Cloud Layer (iCloud Service)
The cloud layer consists of Apple's iCloud service that sits between the OS and the App Store. The service extends overarchingly, providing seamless coverage across Apple devices and the App Store (proprietary apps and services and third-party apps). By storing and backing up the settings and data from the apps used on different devices, the service essentially packs the whole user experience (including customisations) and stores it on the cloud. This aspect enables users to take and access their experiences on every Apple device (current and newly purchased). With its overarching coverage and Apple devices exclusivity, the iCloud service creates an incredible and critical user lock-in. The longer the time users use their Apple devices and the more the circles of usage (circles of usage define the number of times a user has used Apple devices to accomplish something), the broader the user experience and the higher the customisation (apps and settings). Furthermore, as iCloud is an Apple-exclusive service, users cannot take their experiences to an Android device. This aspect makes the service a critical user lock-in feature.
App Store
This layer consists of proprietary apps and services and third-party apps. This layer effectively uses the underlying capabilities of the hardware and operating system.
Apple has developed proprietary productive and collaboration/communication applications such as iMessage, Final Cut Pro, GarageBand, and iMovie, with exclusive features supported only on Apple devices. In addition, some of these applications extensively use the high-performance capabilities of the hardware components (Apple in-house silicon chips) housed within the products. Essentially, these applications are selected, developed, and cultivated after much deliberation, considering Apple devices' capabilities and factors that increase users' screen time and circles of usage. For example, consider the iMessage service; it enables users to access games and services, which can be shared and collaborated on for content interactions. This aspect reduces the pressure of finding topics for conversations on the service and increases usage. Like any other company that wants to grow its users and keep them engaged, it would want to create products and services that would take or form a significant part of users' time on a typical day. This thought has been at the core of Apple's business model involving hardware products and applications.

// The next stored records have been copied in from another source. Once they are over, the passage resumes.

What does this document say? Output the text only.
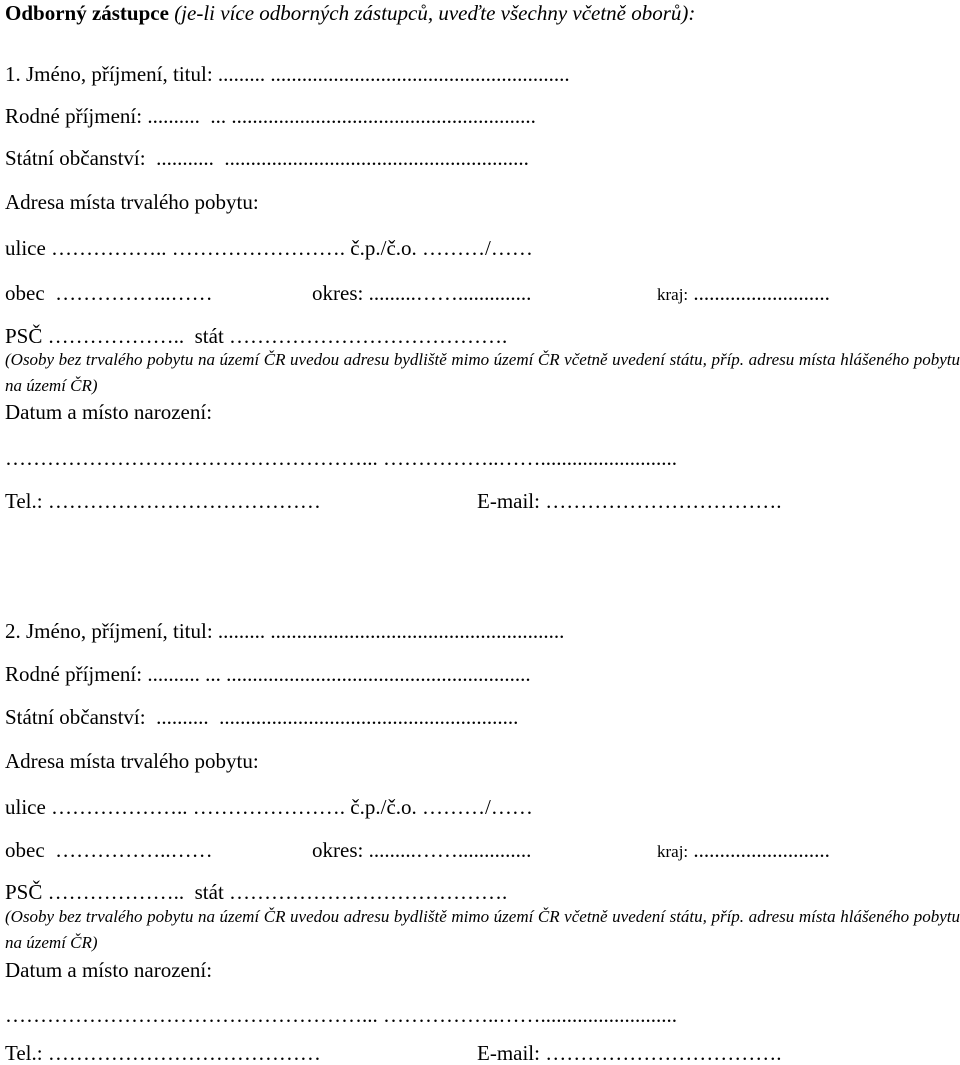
Odborný zástupce (je-li více odborných zástupců, uveďte všechny včetně oborů):
1. Jméno, příjmení, titul: ......... .........................................................
Rodné příjmení: ..........  ... ..........................................................
Státní občanství:  ...........  ..........................................................
Adresa místa trvalého pobytu:
ulice …………….. ……………………. č.p./č.o. ………/……
obec  ……………..……	okres: .........……..............	kraj: ..........................
PSČ ………………..  stát ………………………………….
(Osoby bez trvalého pobytu na území ČR uvedou adresu bydliště mimo území ČR včetně uvedení státu, příp. adresu místa hlášeného pobytu na území ČR)
Datum a místo narození:
……………………………………………... ……………..……..........................
Tel.: …………………………………	E-mail: …………………………….
2. Jméno, příjmení, titul: ......... ........................................................
Rodné příjmení: .......... ... ..........................................................
Státní občanství:  ..........  .........................................................
Adresa místa trvalého pobytu:
ulice ……………….. …………………. č.p./č.o. ………/……
obec  ……………..……	okres: .........……..............	kraj: ..........................
PSČ ………………..  stát ………………………………….
(Osoby bez trvalého pobytu na území ČR uvedou adresu bydliště mimo území ČR včetně uvedení státu, příp. adresu místa hlášeného pobytu na území ČR)
Datum a místo narození:
……………………………………………... ……………..……..........................
Tel.: …………………………………	E-mail: …………………………….
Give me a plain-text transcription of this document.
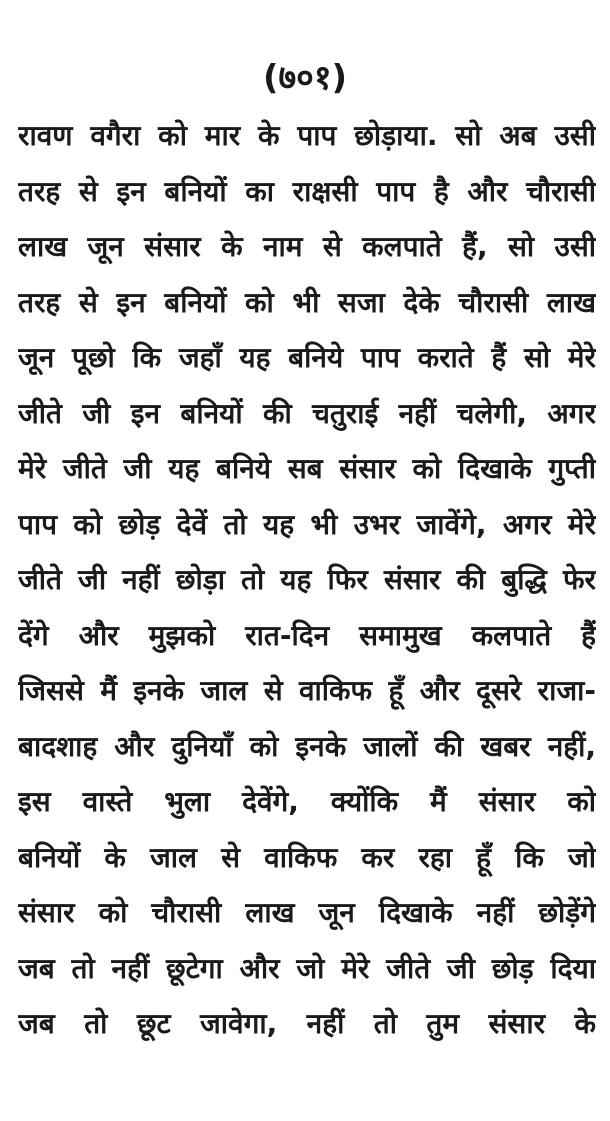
(७०१)
रावण वगैरा को मार के पाप छोड़ाया. सो अब उसी
तरह से इन बनियों का राक्षसी पाप है और चौरासी
लाख जून संसार के नाम से कलपाते हैं, सो उसी
तरह से इन बनियों को भी सजा देके चौरासी लाख
जून पूछो कि जहाँ यह बनिये पाप कराते हैं सो मेरे
जीते जी इन बनियों की चतुराई नहीं चलेगी, अगर
मेरे जीते जी यह बनिये सब संसार को दिखाके गुप्ती
पाप को छोड़ देवें तो यह भी उभर जावेंगे, अगर मेरे
जीते जी नहीं छोड़ा तो यह फिर संसार की बुद्धि फेर
देंगे और मुझको रात-दिन समामुख कलपाते हैं
जिससे मैं इनके जाल से वाकिफ हूँ और दूसरे राजा-
बादशाह और दुनियाँ को इनके जालों की खबर नहीं,
इस वास्ते भुला देवेंगे, क्योंकि मैं संसार को
बनियों के जाल से वाकिफ कर रहा हूँ कि जो
संसार को चौरासी लाख जून दिखाके नहीं छोड़ेंगे
जब तो नहीं छूटेगा और जो मेरे जीते जी छोड़ दिया
जब तो छूट जावेगा, नहीं तो तुम संसार के
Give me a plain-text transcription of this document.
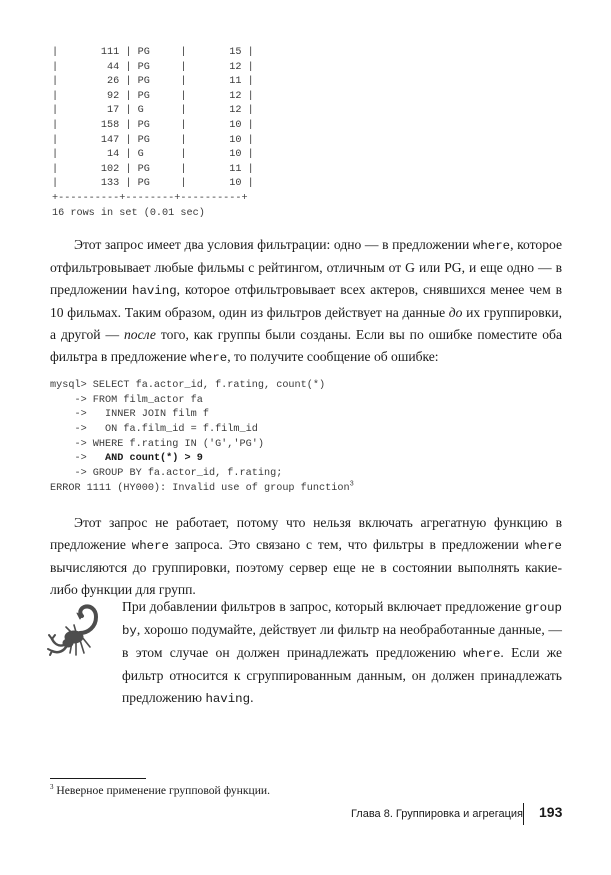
|       111 | PG     |       15 |
|        44 | PG     |       12 |
|        26 | PG     |       11 |
|        92 | PG     |       12 |
|        17 | G      |       12 |
|       158 | PG     |       10 |
|       147 | PG     |       10 |
|        14 | G      |       10 |
|       102 | PG     |       11 |
|       133 | PG     |       10 |
+----------+--------+----------+
16 rows in set (0.01 sec)

Этот запрос имеет два условия фильтрации: одно — в предложении where, которое отфильтровывает любые фильмы с рейтингом, отличным от G или PG, и еще одно — в предложении having, которое отфильтровывает всех актеров, снявшихся менее чем в 10 фильмах. Таким образом, один из фильтров действует на данные до их группировки, а другой — после того, как группы были созданы. Если вы по ошибке поместите оба фильтра в предложение where, то получите сообщение об ошибке:

mysql> SELECT fa.actor_id, f.rating, count(*)
-> FROM film_actor fa
->   INNER JOIN film f
->   ON fa.film_id = f.film_id
-> WHERE f.rating IN ('G','PG')
->   AND count(*) > 9
-> GROUP BY fa.actor_id, f.rating;
ERROR 1111 (HY000): Invalid use of group function$^3$

Этот запрос не работает, потому что нельзя включать агрегатную функцию в предложение where запроса. Это связано с тем, что фильтры в предложении where вычисляются до группировки, поэтому сервер еще не в состоянии выполнять какие-либо функции для групп.

При добавлении фильтров в запрос, который включает предложение group by, хорошо подумайте, действует ли фильтр на необработанные данные, — в этом случае он должен принадлежать предложению where. Если же фильтр относится к сгруппированным данным, он должен принадлежать предложению having.
$^3$ Неверное применение групповой функции.
Глава 8. Группировка и агрегация 193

The exclusivity of the proprietary apps helps the company create critical user lock-in. Understandably, not all of these apps would be successful, as better alternatives could be available from competitors (e.g., Apple Maps vs. Google Maps).
In addition to the applications, Apple has also benefitted from subscription-based services such as Apple Music, Apple TV+, iCloud, Apple Arcade, Apple Fitness, and Apple News. In addition, there are other lateral Apple-only services such as Apple Wallet, Apple Card, Siri, Apple Podcasts, and Apple Books. Together, these services lock in users because of their subscriptions or purchases and user experience unavailable on other platforms.
Apple has an extensively successful third-party app store that transforms the company's devices into powerhouses serving the varied requirements and desires of Apple users. Users certainly can jump to Android devices, considering third-party apps; however, third-party apps combined with the underlying seamless experience provided by the tight integration of software and hardware create a significant lock-in for the users.
Lastly, marketing and branding based on unique messages such as unparalleled and differentiated product capabilities and designs, user privacy, and others have ensured that current Apple users stay locked in and new users get added. In addition, users' perception of Apple products and services as social status symbols has also helped lock in the users.